VDF Blockchain algorithm competition
Pixabay

The blockchain industry is expanding and with the increasing deployment of cryptocurrency in other arenas, the need for faster computation methods is arising.

VDF Alliance, a collection of non-profit and corporate collaborators, is offering $100,000 to invent hardware or develop software to create a faster blockchain algorithm. The challenge revolves around a VDF.

VDF or Verifiable Delay Function is a cryptographic primitive that requires a specified number of sequential steps to evaluate a unique output. The output must be efficient and publicly verified. The reason why many people don’t know about VDF is the fact that it was invented in June 2018 by Stanford professor of cryptography Dan Boneh and others.

The Algorithm

The algorithm for which you need to invent a VDF is as follows:

Given ??a 1024-bit input x, compute the verifiable delay function ‘h=x^(2^t) mod N’ as fast as possible.

t=2^30

N=124066695684124741398798927
40481443274469842712573568412
81318550649768953373091389100
15071214657674309443149407457
49343457906384084122033455516
01250163310409336906745695712
17337630239191517205721310197
60838723984636436085022089677
29649785696832294492668199034
14117058030106528073928633017
118689826625594484331

The VDF for the problem must involve performing repeated calculations that should take almost similar time in each performance.
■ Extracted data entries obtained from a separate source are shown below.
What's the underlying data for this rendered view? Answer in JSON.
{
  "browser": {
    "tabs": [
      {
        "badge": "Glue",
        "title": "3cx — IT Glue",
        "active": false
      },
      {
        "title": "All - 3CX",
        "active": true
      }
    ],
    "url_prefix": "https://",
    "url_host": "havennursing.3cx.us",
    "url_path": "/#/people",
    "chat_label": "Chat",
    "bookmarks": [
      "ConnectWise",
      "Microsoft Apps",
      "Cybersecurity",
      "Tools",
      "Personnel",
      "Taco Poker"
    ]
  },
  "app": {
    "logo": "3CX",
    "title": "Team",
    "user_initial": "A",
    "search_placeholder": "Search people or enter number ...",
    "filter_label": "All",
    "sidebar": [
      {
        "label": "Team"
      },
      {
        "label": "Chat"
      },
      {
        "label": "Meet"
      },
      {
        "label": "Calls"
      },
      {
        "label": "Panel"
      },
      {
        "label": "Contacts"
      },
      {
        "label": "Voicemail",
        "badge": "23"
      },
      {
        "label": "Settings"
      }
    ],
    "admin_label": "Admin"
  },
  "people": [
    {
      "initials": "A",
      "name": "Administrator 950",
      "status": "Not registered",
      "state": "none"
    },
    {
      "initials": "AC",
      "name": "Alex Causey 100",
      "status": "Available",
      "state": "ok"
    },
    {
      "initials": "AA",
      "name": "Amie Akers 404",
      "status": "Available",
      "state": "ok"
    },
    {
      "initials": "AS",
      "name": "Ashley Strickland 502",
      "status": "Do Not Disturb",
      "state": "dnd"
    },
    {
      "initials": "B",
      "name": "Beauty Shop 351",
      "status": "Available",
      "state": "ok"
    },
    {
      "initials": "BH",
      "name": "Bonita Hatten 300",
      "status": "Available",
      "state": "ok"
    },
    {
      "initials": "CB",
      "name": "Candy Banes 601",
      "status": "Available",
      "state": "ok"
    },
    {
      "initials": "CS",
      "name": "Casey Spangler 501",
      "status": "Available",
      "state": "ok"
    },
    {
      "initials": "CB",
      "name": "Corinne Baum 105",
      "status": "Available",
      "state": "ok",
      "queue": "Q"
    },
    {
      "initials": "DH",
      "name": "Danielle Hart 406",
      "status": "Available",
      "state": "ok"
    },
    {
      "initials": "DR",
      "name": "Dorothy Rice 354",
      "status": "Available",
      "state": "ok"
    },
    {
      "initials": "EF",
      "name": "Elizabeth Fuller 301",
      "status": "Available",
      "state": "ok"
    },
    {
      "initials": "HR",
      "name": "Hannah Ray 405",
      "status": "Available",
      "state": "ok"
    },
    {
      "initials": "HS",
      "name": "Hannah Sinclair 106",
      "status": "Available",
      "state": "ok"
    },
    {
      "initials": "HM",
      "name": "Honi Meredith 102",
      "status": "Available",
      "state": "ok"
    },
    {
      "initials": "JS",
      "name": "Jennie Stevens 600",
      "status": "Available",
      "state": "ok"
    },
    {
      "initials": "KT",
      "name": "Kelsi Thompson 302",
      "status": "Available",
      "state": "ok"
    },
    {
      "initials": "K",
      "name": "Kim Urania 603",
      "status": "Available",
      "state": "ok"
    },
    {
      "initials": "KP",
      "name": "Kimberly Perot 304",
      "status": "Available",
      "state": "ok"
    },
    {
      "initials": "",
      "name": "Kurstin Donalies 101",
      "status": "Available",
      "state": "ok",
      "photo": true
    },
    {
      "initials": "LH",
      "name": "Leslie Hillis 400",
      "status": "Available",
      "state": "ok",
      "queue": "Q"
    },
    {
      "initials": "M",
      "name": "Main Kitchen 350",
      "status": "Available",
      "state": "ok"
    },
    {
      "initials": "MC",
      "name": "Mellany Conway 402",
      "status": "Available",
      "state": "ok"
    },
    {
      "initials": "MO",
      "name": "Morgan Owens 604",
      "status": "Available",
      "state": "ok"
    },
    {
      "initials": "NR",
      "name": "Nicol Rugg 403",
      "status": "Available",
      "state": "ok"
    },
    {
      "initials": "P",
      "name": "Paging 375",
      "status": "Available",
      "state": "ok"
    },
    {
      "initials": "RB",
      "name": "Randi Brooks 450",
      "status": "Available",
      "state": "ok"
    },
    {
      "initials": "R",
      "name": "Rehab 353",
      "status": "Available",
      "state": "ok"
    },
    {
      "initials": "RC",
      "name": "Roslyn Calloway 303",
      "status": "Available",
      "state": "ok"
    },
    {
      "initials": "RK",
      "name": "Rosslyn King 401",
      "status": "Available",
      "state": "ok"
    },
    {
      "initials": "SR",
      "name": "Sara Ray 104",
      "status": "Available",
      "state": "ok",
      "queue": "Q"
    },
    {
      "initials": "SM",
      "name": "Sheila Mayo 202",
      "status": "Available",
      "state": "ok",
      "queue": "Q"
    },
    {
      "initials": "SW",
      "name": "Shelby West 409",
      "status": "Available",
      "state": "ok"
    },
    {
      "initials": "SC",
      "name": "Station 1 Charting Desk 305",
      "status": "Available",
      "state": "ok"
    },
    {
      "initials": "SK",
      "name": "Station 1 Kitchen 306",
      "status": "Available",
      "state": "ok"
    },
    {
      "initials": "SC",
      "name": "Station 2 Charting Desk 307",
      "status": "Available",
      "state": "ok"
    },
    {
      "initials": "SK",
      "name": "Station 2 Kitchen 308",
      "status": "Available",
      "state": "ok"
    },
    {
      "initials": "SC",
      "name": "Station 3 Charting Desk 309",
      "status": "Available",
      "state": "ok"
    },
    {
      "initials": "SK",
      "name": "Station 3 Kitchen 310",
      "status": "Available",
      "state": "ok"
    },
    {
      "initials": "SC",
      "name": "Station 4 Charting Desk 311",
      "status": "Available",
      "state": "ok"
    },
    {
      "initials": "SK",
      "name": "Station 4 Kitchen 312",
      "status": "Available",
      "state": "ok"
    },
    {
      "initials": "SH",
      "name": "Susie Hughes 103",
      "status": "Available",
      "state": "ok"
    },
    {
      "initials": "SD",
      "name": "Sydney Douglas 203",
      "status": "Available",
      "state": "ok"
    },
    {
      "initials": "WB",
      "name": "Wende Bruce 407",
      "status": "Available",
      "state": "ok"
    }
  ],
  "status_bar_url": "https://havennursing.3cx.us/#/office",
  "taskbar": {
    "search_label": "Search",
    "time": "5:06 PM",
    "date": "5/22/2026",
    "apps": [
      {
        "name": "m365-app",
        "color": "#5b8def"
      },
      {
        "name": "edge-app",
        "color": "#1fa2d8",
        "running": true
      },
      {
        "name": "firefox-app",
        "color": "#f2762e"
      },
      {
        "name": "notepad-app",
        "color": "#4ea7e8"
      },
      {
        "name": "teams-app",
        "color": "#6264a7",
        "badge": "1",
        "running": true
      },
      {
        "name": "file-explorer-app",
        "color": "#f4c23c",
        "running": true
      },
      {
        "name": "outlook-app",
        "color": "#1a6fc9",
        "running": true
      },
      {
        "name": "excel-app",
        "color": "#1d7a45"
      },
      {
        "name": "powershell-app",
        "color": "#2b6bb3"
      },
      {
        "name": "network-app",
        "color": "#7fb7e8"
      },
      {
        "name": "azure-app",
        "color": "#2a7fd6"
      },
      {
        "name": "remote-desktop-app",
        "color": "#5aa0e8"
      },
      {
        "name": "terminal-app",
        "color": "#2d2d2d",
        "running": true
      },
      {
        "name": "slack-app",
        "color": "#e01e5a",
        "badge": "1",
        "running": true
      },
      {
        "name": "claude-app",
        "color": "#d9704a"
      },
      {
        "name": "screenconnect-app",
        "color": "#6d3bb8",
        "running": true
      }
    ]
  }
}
There should be no shortcut to compute the outcome and it shouldn’t be possible to parallelize the computation.

Participants will be provided with the sponsor’s VDF algorithm as a benchmark for speed, which can be found on Github. The aim behind the competition is to get the fastest VDF implementation targeting the AWS F1 FPGA platform.

VDF blockchain competition
VDF Alliance

You can read more about the rules of the competition here.

The competition began on August 1 and participants can submit their entries until December 30, 2019. In round 1 of the competition, the VDF with the lowest latency will get $3000 for improving the code by one nanosecond. Each subsequent nanosecond improvement can fetch you $3000. The base latency of the algorithm has been set at 50 nanoseconds.

For those who are interested in blockchain and efficient at crunching numbers, this is a golden opportunity.